The government shutdown orchestrated by that very same party has threatened the health and well-being of the nearly 9 million women and children under five living below or close to the poverty line who depend on WIC, the supplemental nutrition program for Women, Infants and Children. There are, if the shutdown continues, enough funds left in the program for about two more weeks. In Pennsylvania, the WIC program serves pregnant women, breastfeeding women for up to a year postpartum, women up to six months postpartum who are not breastfeeding and infants and children (including foster children) up to five years old in households up to 185 percent of the federal poverty level based on household size (with unborn babies counted as part of the household).

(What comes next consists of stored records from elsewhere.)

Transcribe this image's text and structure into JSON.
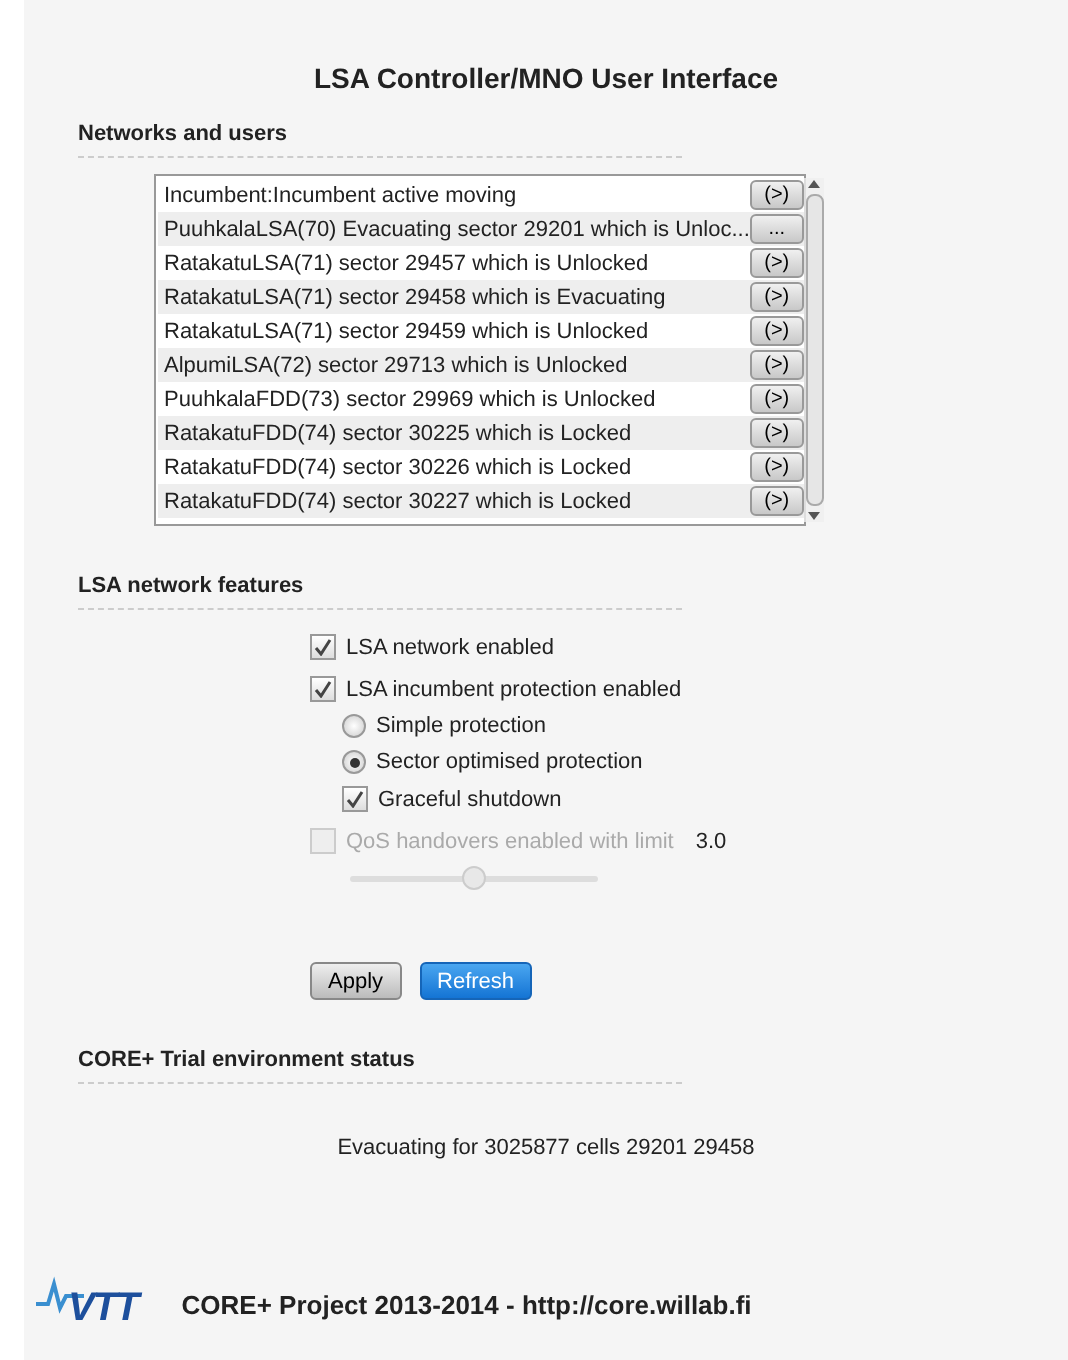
{
  "title": "LSA Controller/MNO User Interface",
  "networks": {
    "heading": "Networks and users",
    "rows": [
      {
        "text": "Incumbent:Incumbent active moving",
        "action": "(>)"
      },
      {
        "text": "PuuhkalaLSA(70) Evacuating sector 29201 which is Unloc...",
        "action": "..."
      },
      {
        "text": "RatakatuLSA(71)  sector 29457 which is Unlocked",
        "action": "(>)"
      },
      {
        "text": "RatakatuLSA(71)  sector 29458 which is Evacuating",
        "action": "(>)"
      },
      {
        "text": "RatakatuLSA(71)  sector 29459 which is Unlocked",
        "action": "(>)"
      },
      {
        "text": "AlpumiLSA(72)  sector 29713 which is Unlocked",
        "action": "(>)"
      },
      {
        "text": "PuuhkalaFDD(73) sector 29969 which is Unlocked",
        "action": "(>)"
      },
      {
        "text": "RatakatuFDD(74) sector 30225 which is Locked",
        "action": "(>)"
      },
      {
        "text": "RatakatuFDD(74) sector 30226 which is Locked",
        "action": "(>)"
      },
      {
        "text": "RatakatuFDD(74) sector 30227 which is Locked",
        "action": "(>)"
      }
    ]
  },
  "features": {
    "heading": "LSA network features",
    "options": [
      {
        "kind": "checkbox",
        "label": "LSA network enabled",
        "checked": true,
        "disabled": false
      },
      {
        "kind": "checkbox",
        "label": "LSA incumbent protection enabled",
        "checked": true,
        "disabled": false,
        "children": [
          {
            "kind": "radio",
            "label": "Simple protection",
            "selected": false
          },
          {
            "kind": "radio",
            "label": "Sector optimised protection",
            "selected": true
          },
          {
            "kind": "checkbox",
            "label": "Graceful shutdown",
            "checked": true,
            "disabled": false
          }
        ]
      },
      {
        "kind": "checkbox",
        "label": "QoS handovers enabled with limit",
        "checked": false,
        "disabled": true,
        "value": "3.0"
      }
    ],
    "slider": {
      "level": 0.5,
      "disabled": true
    },
    "buttons": [
      {
        "label": "Apply",
        "kind": "default"
      },
      {
        "label": "Refresh",
        "kind": "primary"
      }
    ]
  },
  "status": {
    "heading": "CORE+ Trial environment status",
    "message": "Evacuating for 3025877 cells  29201 29458"
  },
  "footer": {
    "logo": "VTT",
    "text": "CORE+ Project 2013-2014 - http://core.willab.fi"
  }
}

The WIC program exists because prenatal nutrition, breastfeeding support, and healthy nutrition in infancy and childhood are vital to healthy physical and intellectual development of our nation's youngest and most vulnerable citizens. The WIC program began in 1972 after physicians reached out to the federal government with information about the nutritional needs of low-income pregnant women and children who were experiencing medical problems related to lack of food. (Information regarding the importance of prenatal nutrition, breastfeeding support, and a healthy diet for infants and children can be found using the pubmed database of the National Library of Medicine at the National Institutes of Health. Note, however, that the database is "being maintained with minimal staffing, due to a lapse in government funding.")

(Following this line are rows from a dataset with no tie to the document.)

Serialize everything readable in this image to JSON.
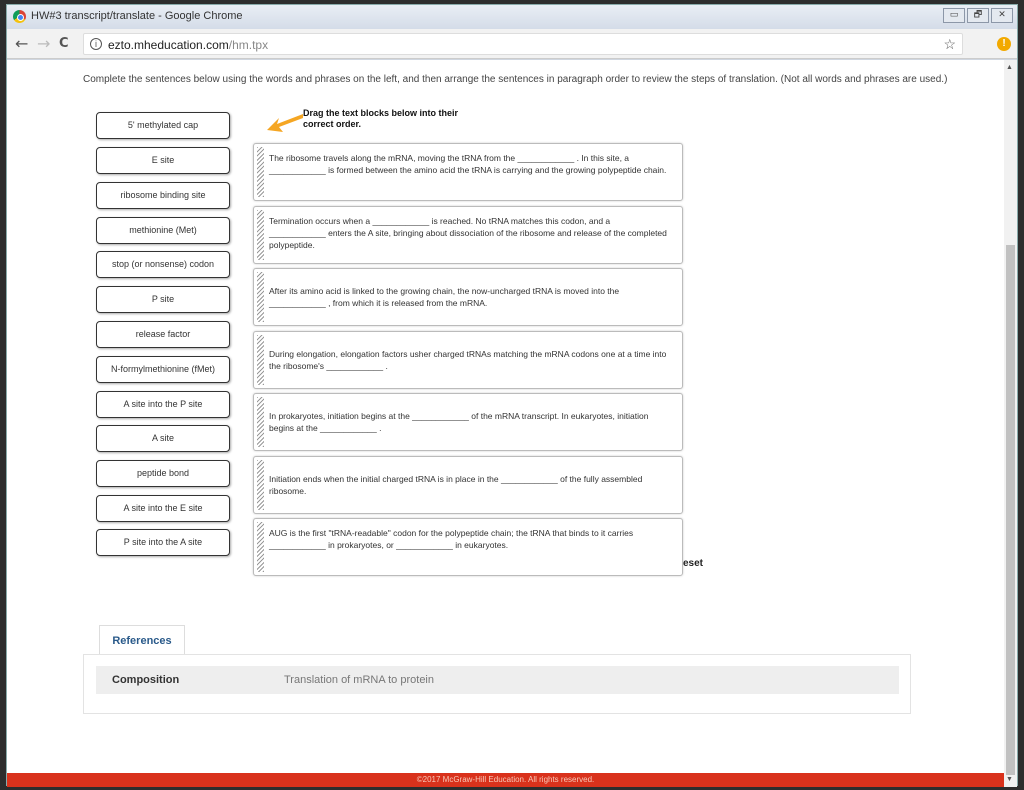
{
  "window": {
    "title": "HW#3 transcript/translate - Google Chrome",
    "controls": [
      "▭",
      "🗗",
      "✕"
    ]
  },
  "toolbar": {
    "back": "←",
    "forward": "→",
    "reload": "C",
    "url_host": "ezto.mheducation.com",
    "url_path": "/hm.tpx",
    "star": "☆",
    "extension_badge": "!"
  },
  "instructions": "Complete the sentences below using the words and phrases on the left, and then arrange the sentences in paragraph order to review the steps of translation. (Not all words and phrases are used.)",
  "drag_hint": {
    "line1": "Drag the text blocks below into their",
    "line2": "correct order."
  },
  "word_bank": [
    "5' methylated cap",
    "E site",
    "ribosome binding site",
    "methionine (Met)",
    "stop (or nonsense) codon",
    "P site",
    "release factor",
    "N-formylmethionine (fMet)",
    "A site into the P site",
    "A site",
    "peptide bond",
    "A site into the E site",
    "P site into the A site"
  ],
  "blocks": [
    "The ribosome travels along the mRNA, moving the tRNA from the ____________ . In this site, a ____________ is formed between the amino acid the tRNA is carrying and the growing polypeptide chain.",
    "Termination occurs when a ____________ is reached. No tRNA matches this codon, and a ____________ enters the A site, bringing about dissociation of the ribosome and release of the completed polypeptide.",
    "After its amino acid is linked to the growing chain, the now-uncharged tRNA is moved into the ____________ , from which it is released from the mRNA.",
    "During elongation, elongation factors usher charged tRNAs matching the mRNA codons one at a time into the ribosome's ____________ .",
    "In prokaryotes, initiation begins at the ____________ of the mRNA transcript. In eukaryotes, initiation begins at the ____________ .",
    "Initiation ends when the initial charged tRNA is in place in the ____________ of the fully assembled ribosome.",
    "AUG is the first \"tRNA-readable\" codon for the polypeptide chain; the tRNA that binds to it carries ____________ in prokaryotes, or ____________ in eukaryotes."
  ],
  "reset_label": "eset",
  "references": {
    "tab": "References",
    "key": "Composition",
    "value": "Translation of mRNA to protein"
  },
  "footer": "©2017 McGraw-Hill Education. All rights reserved.",
  "colors": {
    "footer": "#d9321c",
    "arrow": "#f5a623",
    "reference_tab_text": "#2a5a8a"
  }
}
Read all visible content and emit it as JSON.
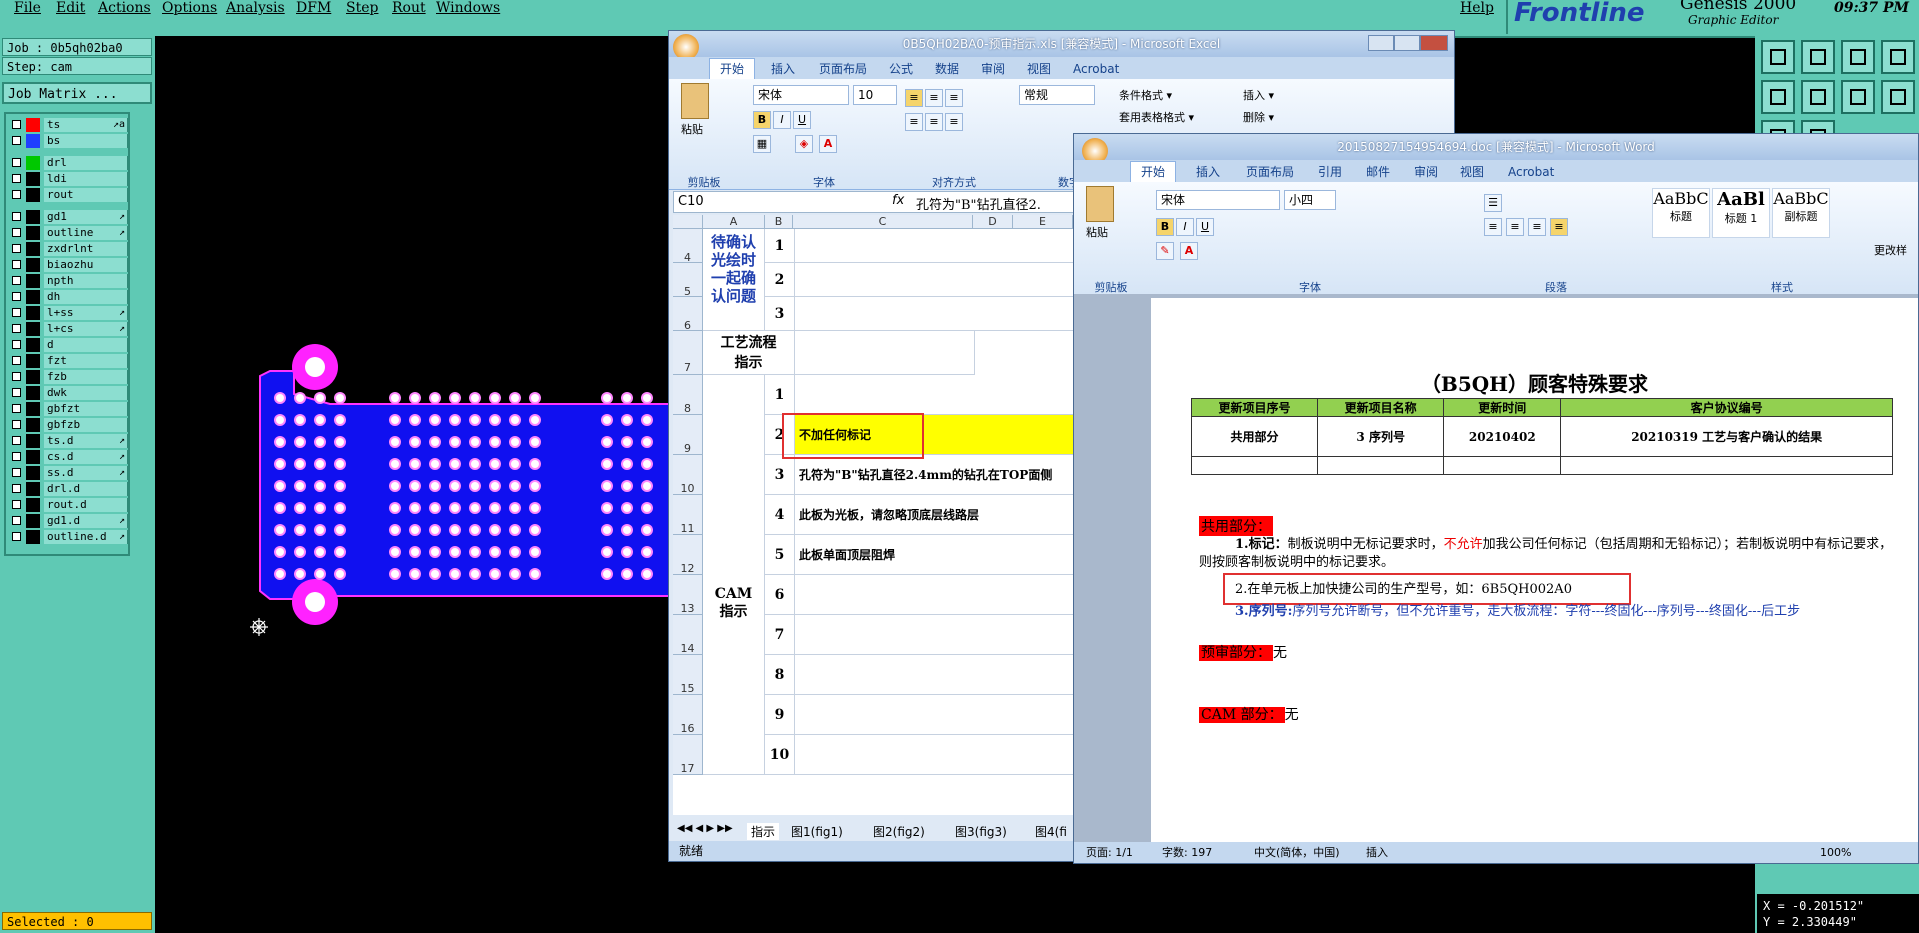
{
  "genesis": {
    "menu": [
      "File",
      "Edit",
      "Actions",
      "Options",
      "Analysis",
      "DFM",
      "Step",
      "Rout",
      "Windows"
    ],
    "help": "Help",
    "brand": "Frontline",
    "product": "Genesis 2000",
    "product_sub": "Graphic Editor",
    "time": "09:37 PM",
    "job": "Job : 0b5qh02ba0",
    "step": "Step: cam",
    "job_matrix": "Job Matrix ...",
    "layers": [
      {
        "name": "ts",
        "color": "#ff0000",
        "arrow": "↗a"
      },
      {
        "name": "bs",
        "color": "#1f3fff",
        "arrow": ""
      },
      {
        "name": "drl",
        "color": "#00c800",
        "arrow": ""
      },
      {
        "name": "ldi",
        "color": "#000000",
        "arrow": ""
      },
      {
        "name": "rout",
        "color": "#000000",
        "arrow": ""
      },
      {
        "name": "gd1",
        "color": "#000000",
        "arrow": "↗"
      },
      {
        "name": "outline",
        "color": "#000000",
        "arrow": "↗"
      },
      {
        "name": "zxdrlnt",
        "color": "#000000",
        "arrow": ""
      },
      {
        "name": "biaozhu",
        "color": "#000000",
        "arrow": ""
      },
      {
        "name": "npth",
        "color": "#000000",
        "arrow": ""
      },
      {
        "name": "dh",
        "color": "#000000",
        "arrow": ""
      },
      {
        "name": "l+ss",
        "color": "#000000",
        "arrow": "↗"
      },
      {
        "name": "l+cs",
        "color": "#000000",
        "arrow": "↗"
      },
      {
        "name": "d",
        "color": "#000000",
        "arrow": ""
      },
      {
        "name": "fzt",
        "color": "#000000",
        "arrow": ""
      },
      {
        "name": "fzb",
        "color": "#000000",
        "arrow": ""
      },
      {
        "name": "dwk",
        "color": "#000000",
        "arrow": ""
      },
      {
        "name": "gbfzt",
        "color": "#000000",
        "arrow": ""
      },
      {
        "name": "gbfzb",
        "color": "#000000",
        "arrow": ""
      },
      {
        "name": "ts.d",
        "color": "#000000",
        "arrow": "↗"
      },
      {
        "name": "cs.d",
        "color": "#000000",
        "arrow": "↗"
      },
      {
        "name": "ss.d",
        "color": "#000000",
        "arrow": "↗"
      },
      {
        "name": "drl.d",
        "color": "#000000",
        "arrow": ""
      },
      {
        "name": "rout.d",
        "color": "#000000",
        "arrow": ""
      },
      {
        "name": "gd1.d",
        "color": "#000000",
        "arrow": "↗"
      },
      {
        "name": "outline.d",
        "color": "#000000",
        "arrow": "↗"
      }
    ],
    "selected": "Selected : 0",
    "coord_x": "X = -0.201512\"",
    "coord_y": "Y = 2.330449\""
  },
  "excel": {
    "title": "0B5QH02BA0-预审指示.xls [兼容模式] - Microsoft Excel",
    "tabs": [
      "开始",
      "插入",
      "页面布局",
      "公式",
      "数据",
      "审阅",
      "视图",
      "Acrobat"
    ],
    "font_name": "宋体",
    "font_size": "10",
    "number_format": "常规",
    "paste_label": "粘贴",
    "cond_format": "条件格式 ▾",
    "table_format": "套用表格格式 ▾",
    "insert_label": "插入 ▾",
    "delete_label": "删除 ▾",
    "group_labels": [
      "剪贴板",
      "字体",
      "对齐方式",
      "数字"
    ],
    "cell_ref": "C10",
    "formula": "孔符为\"B\"钻孔直径2.",
    "col_headers": [
      "A",
      "B",
      "C",
      "D",
      "E"
    ],
    "rows": [
      {
        "num": "4"
      },
      {
        "num": "5"
      },
      {
        "num": "6"
      },
      {
        "num": "7"
      },
      {
        "num": "8"
      },
      {
        "num": "9"
      },
      {
        "num": "10"
      },
      {
        "num": "11"
      },
      {
        "num": "12"
      },
      {
        "num": "13"
      },
      {
        "num": "14"
      },
      {
        "num": "15"
      },
      {
        "num": "16"
      },
      {
        "num": "17"
      }
    ],
    "section_a1": "待确认光绘时一起确认问题",
    "section_a2": "工艺流程指示",
    "section_a3": "CAM指示",
    "b_vals": [
      "1",
      "2",
      "3",
      "",
      "1",
      "2",
      "3",
      "4",
      "5",
      "6",
      "7",
      "8",
      "9",
      "10"
    ],
    "c9": "不加任何标记",
    "c10": "孔符为\"B\"钻孔直径2.4mm的钻孔在TOP面侧",
    "c11": "此板为光板，请忽略顶底层线路层",
    "c12": "此板单面顶层阻焊",
    "sheet_tabs": [
      "指示",
      "图1(fig1)",
      "图2(fig2)",
      "图3(fig3)",
      "图4(fi"
    ],
    "status": "就绪"
  },
  "word": {
    "title": "20150827154954694.doc [兼容模式] - Microsoft Word",
    "tabs": [
      "开始",
      "插入",
      "页面布局",
      "引用",
      "邮件",
      "审阅",
      "视图",
      "Acrobat"
    ],
    "font_name": "宋体",
    "font_size": "小四",
    "paste_label": "粘贴",
    "group_labels": [
      "剪贴板",
      "字体",
      "段落",
      "样式"
    ],
    "styles": [
      {
        "sample": "AaBbC",
        "name": "标题"
      },
      {
        "sample": "AaBl",
        "name": "标题 1"
      },
      {
        "sample": "AaBbC",
        "name": "副标题"
      }
    ],
    "change_styles": "更改样",
    "doc_title": "（B5QH）顾客特殊要求",
    "table_headers": [
      "更新项目序号",
      "更新项目名称",
      "更新时间",
      "客户协议编号"
    ],
    "table_row": [
      "共用部分",
      "3 序列号",
      "20210402",
      "20210319 工艺与客户确认的结果"
    ],
    "sec_common": "共用部分：",
    "item1_label": "1.标记：",
    "item1_a": "制板说明中无标记要求时，",
    "item1_red": "不允许",
    "item1_b": "加我公司任何标记（包括周期和无铅标记）；若制板说明中有标记要求，则按顾客制板说明中的标记要求。",
    "item2": "2.在单元板上加快捷公司的生产型号，如：6B5QH002A0",
    "item3_label": "3.序列号:",
    "item3_text": "序列号允许断号，但不允许重号，走大板流程：字符---终固化---序列号---终固化---后工步",
    "sec_preaudit": "预审部分：",
    "preaudit_val": "无",
    "sec_cam": "CAM 部分：",
    "cam_val": "无",
    "status_page": "页面: 1/1",
    "status_words": "字数: 197",
    "status_lang": "中文(简体，中国)",
    "status_insert": "插入",
    "zoom": "100%"
  }
}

If you are curious about the original WIC legislation and how it has been amended since it first began, you will have to wait until the government reopens.  Currently, the Federal Digital System of government documents is shut down, "with the exception of documents necessary to safeguard human life, protect property or provide other emergency services." For now, you can find out more about the history of WIC on its Wikipedia page.

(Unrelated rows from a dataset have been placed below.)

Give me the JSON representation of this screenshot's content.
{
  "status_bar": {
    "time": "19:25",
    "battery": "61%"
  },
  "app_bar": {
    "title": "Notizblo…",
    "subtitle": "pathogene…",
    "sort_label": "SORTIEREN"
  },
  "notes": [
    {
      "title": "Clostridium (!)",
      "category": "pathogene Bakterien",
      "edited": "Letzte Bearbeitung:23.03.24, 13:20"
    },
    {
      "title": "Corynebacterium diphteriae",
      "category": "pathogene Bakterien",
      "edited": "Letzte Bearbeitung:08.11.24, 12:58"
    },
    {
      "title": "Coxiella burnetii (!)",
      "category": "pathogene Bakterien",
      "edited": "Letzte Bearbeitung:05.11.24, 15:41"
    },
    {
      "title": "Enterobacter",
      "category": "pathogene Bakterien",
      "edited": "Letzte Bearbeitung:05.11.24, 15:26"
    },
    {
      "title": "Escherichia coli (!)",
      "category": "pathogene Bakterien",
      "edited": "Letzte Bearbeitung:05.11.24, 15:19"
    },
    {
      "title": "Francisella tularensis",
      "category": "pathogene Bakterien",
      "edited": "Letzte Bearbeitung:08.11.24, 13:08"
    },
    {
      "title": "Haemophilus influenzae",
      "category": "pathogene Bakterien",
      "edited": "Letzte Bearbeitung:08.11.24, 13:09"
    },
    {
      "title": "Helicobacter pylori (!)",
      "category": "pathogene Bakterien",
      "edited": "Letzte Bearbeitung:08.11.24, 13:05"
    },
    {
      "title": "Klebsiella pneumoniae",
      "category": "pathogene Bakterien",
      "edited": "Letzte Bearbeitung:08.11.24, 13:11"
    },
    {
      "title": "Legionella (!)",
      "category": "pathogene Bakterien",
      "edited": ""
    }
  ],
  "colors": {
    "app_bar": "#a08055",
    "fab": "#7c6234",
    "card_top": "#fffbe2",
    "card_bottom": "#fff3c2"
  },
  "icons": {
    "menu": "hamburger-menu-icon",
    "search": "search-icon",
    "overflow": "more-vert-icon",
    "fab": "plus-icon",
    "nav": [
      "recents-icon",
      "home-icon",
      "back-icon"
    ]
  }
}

The WIC website at the U.S. Department of Agriculture, which runs the program, is down, too. But details of the shutdown plan as it affects federal food and nutrition programs can be found in a memo posted on an outside site.. The list of programs that will not be funded includes not only WIC but also food stamps (nown known as SNAP, for Supplemental Nutrition Assistance Program); Child Nutrition programs in the Schools; and Emergency Food Assistance programs, among others.

If expertise matters to you (and it should!), the American Academy of Pediatrics issued a statement decrying the suspension of federal government services, including WIC, that results in children and families being put at risk. This press release, issued when the shutdown began, concludes with the reminder that nearly one in five children live in poverty and that the federal government shutdown is harming our nation's most vulnerable families.  And there are a lot of them. In Pennsylvania, the WIC program provides nutrition education and breastfeeding support and health care to over 250,000 participants every month. (New Jersey residents can get information here)

The Republican majority in the House of Representatives has  proposed funding a few popular government programs while the budget impasse continues continues; WIC is not one of them. So, let's go back to the where we started: If the government shutdown doesn't come to an end quickly, nearly 9 million pregnant women, nursing and new mothers, infants, and children will lose the nutritional support they need. They are going to be the hungry and compromised victims of a political strategy aimed at blackmailing the nation into surrendering a law that provides for expanded access to health insurance. That isn't simply bad politics or bad public health policy, it is inhumane and needs to be fixed. Now.

Janet Golden, a Rutgers University history professor, specializes in the histories of medicine, childhood and women.